My first scholarship: Vacancy dot com blog contest. They want me to write a blog post about my experience getting an apartment from their site. I’m a rising senior in high school. I still live with my parents. Fail.
Second scholarship: Womenetics Essay contest. Requirements? Be a woman. I clearly stated I was male in my profile. Fail.
Third scholarship: MonsterCollege sweepstakes. Requirements? Enter your contact information. The company will randomly select one $2000 winner per month (and sell your contact information to endless marketing agencies). Fail.
Final scholarship: Siemens Foundation Competition. This is a legitimate competition where you can win up to $100,000 in scholarship money by entering a math, science or technology project and competing against thousands of other student projects from across the country. For the time it would take to focus on this one scholarship and the infinitely small chance of success: Fail.
The main problem with using FASTweb is that all of the scholarships you find are either sketchy sounding websites offering “essay challenges” and sweepstakes, or large nation wide scholarship competitions with millions of applicants. The FASTweb marketing materials make winning a scholarship seem like something you can do on a whim.
There is no auto-pilot for winning scholarships. FASTweb has created the illusion that scholarships are rewards for little or no work, which is simply not true.
The Good News
Before you take me to the cleaners and call me a debbie downer, let me be clear. I work in college financial aid, so I have seen the frustration that countless students have had with trying to find scholarships on FASTweb. I have also seen the elation that students have when they actually DO win a scholarship. My purpose for writing this article is to show you the most effective way to search, apply for, and win scholarships!

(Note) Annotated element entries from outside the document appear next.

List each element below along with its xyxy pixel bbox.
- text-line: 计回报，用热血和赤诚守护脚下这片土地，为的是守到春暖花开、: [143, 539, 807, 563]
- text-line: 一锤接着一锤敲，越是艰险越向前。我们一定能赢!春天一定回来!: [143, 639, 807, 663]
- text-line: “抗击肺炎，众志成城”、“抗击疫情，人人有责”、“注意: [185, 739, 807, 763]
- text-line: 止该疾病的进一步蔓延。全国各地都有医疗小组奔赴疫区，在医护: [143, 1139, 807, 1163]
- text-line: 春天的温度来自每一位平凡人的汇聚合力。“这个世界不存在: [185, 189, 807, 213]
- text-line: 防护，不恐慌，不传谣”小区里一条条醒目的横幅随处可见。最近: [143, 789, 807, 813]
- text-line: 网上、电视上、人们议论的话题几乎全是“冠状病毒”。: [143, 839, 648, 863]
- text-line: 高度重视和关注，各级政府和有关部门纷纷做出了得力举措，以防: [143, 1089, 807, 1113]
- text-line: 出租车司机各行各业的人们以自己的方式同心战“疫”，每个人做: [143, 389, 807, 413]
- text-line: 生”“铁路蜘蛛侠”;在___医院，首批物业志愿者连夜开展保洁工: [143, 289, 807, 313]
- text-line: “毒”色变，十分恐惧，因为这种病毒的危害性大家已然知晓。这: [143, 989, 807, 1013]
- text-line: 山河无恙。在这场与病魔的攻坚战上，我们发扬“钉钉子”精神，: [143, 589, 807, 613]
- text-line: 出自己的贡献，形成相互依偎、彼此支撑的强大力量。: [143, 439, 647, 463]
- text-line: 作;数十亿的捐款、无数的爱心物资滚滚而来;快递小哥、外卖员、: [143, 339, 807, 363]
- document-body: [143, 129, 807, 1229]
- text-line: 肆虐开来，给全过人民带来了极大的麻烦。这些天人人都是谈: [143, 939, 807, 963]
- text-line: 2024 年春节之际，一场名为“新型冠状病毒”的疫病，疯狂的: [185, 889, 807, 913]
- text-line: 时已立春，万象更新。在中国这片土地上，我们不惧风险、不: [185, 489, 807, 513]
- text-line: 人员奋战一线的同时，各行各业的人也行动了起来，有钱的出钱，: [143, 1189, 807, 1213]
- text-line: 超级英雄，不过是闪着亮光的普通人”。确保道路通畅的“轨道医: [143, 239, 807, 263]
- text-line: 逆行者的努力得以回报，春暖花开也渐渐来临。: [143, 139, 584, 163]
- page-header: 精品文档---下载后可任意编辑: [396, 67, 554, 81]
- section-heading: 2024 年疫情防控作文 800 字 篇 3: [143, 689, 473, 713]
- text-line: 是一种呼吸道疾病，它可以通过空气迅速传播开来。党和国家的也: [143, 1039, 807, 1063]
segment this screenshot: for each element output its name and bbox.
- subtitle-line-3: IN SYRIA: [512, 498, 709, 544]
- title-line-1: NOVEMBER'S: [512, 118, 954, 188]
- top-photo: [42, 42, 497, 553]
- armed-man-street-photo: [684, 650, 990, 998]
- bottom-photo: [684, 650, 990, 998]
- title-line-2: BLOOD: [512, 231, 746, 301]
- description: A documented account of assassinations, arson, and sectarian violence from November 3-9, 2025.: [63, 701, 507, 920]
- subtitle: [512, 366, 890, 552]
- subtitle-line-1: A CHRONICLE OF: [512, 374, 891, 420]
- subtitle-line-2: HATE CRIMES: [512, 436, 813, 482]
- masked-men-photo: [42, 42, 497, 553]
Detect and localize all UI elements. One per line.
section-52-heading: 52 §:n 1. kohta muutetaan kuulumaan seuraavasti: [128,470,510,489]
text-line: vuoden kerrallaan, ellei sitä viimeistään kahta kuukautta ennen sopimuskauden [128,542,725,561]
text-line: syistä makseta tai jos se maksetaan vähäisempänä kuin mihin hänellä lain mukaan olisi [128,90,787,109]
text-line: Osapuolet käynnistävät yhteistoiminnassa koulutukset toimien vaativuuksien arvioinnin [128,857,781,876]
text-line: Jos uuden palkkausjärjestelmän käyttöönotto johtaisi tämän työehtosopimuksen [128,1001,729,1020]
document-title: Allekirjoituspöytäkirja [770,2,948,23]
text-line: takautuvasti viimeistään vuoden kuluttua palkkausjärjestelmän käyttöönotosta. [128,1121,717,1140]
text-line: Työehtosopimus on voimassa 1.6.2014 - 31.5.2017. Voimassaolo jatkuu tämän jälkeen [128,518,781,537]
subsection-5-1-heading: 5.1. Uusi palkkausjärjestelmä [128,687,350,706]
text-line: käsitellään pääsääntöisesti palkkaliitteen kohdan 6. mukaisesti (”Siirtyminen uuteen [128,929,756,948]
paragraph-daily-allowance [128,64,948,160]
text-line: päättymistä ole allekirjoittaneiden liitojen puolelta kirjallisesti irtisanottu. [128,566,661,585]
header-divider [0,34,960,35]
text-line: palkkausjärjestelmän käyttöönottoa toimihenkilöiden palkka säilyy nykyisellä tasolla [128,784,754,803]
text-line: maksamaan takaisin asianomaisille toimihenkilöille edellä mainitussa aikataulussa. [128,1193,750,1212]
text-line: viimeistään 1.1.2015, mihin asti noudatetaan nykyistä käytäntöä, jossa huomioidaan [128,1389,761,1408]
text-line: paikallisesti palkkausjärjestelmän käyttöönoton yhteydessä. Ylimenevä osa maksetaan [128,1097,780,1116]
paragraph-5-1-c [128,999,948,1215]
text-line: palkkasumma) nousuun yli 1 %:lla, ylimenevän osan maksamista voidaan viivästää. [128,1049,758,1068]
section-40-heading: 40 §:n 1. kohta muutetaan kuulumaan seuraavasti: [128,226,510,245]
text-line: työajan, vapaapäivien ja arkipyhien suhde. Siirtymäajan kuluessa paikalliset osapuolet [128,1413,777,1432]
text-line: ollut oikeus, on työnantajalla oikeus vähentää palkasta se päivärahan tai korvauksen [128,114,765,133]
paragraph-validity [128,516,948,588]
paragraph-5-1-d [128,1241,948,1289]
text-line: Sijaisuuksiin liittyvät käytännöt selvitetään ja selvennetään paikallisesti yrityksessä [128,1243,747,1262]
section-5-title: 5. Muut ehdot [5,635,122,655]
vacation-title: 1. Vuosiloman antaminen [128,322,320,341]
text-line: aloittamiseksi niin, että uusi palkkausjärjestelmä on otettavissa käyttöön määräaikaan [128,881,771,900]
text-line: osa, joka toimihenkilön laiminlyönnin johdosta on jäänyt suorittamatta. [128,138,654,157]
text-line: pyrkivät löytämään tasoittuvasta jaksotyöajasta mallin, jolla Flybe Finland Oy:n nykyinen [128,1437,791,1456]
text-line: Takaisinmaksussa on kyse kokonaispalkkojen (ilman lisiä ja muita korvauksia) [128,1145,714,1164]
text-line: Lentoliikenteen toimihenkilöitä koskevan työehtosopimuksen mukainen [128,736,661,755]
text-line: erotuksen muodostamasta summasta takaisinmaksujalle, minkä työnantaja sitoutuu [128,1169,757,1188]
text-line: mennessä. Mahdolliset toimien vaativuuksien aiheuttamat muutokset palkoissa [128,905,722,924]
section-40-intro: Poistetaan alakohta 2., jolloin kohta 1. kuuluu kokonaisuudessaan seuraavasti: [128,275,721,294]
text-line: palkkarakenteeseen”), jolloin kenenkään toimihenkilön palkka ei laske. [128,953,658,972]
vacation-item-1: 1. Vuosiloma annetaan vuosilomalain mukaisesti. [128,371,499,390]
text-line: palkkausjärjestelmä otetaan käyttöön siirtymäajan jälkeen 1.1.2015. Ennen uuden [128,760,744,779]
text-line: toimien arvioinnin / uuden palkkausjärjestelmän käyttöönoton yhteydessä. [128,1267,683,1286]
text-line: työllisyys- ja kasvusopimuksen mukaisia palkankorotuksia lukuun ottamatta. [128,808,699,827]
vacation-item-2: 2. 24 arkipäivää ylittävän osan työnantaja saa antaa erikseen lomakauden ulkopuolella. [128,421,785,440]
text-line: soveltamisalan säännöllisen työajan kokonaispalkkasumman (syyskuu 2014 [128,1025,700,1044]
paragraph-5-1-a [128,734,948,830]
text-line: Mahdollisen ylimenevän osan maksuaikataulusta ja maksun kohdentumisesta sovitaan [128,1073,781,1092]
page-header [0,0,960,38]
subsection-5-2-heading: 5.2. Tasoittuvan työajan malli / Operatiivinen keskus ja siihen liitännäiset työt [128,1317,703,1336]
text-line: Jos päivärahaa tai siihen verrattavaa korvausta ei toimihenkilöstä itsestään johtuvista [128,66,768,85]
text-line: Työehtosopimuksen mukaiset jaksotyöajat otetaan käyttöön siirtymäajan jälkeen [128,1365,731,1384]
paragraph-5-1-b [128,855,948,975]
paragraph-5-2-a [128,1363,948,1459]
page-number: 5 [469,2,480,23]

My number one piece of advice for any student or parent interested in applying for scholarships: start searching local. Just like produce, local scholarships are the best (bad analogy I know, please forgive me). The two main benefits of local scholarships are that the applicant pool is exponentially smaller than any scholarship you would find through FASTweb, and a local scholarship granting organization likely has a personal relationship with your high school, or the in-state college you might be planning to attend.
For example, the town I graduated in had a club exclusively for graduates of the college I was planning to attend. They offered a scholarship and I applied. No brainer! My Dad had friends in the local Shriners club which provided scholarships to students from my high school. I had spoken to the local Ruritan Club for a high school project which created another scholarship opportunity. My Dad’s employer offered a scholarship to employee’s children. I applied and won.
You should apply for every local scholarship opportunity that you can put your hands on. The best source of local scholarships will be your high school guidance counselor. Most local organizations send their scholarship notices and applications directly to guidance offices. If you exhaust your own office, then ask around to other local high schools.
My senior year of high school I entered a local scholarship competition for the Carolina Tall Club. Requirements were that males be over 6’2. I wrote an essay about what being tall meant to me, and won $1000 after a round of interviews.
The possibilities are endless!
I would also suggest that you check out your local library. Local scholarship organizations often put up notices for their scholarships in the bulletin boards when you first enter the library. Your local librarian will be happy to help you search.
Scholarships do exist, and they can be won. It takes tenacity to apply for every scholarship you can find, and perseverance to see it through to the end.
The end result however, is free money for college; which is pretty awesome!
Have you had any success in searching for local scholarships?
Am I completely wrong about FASTweb?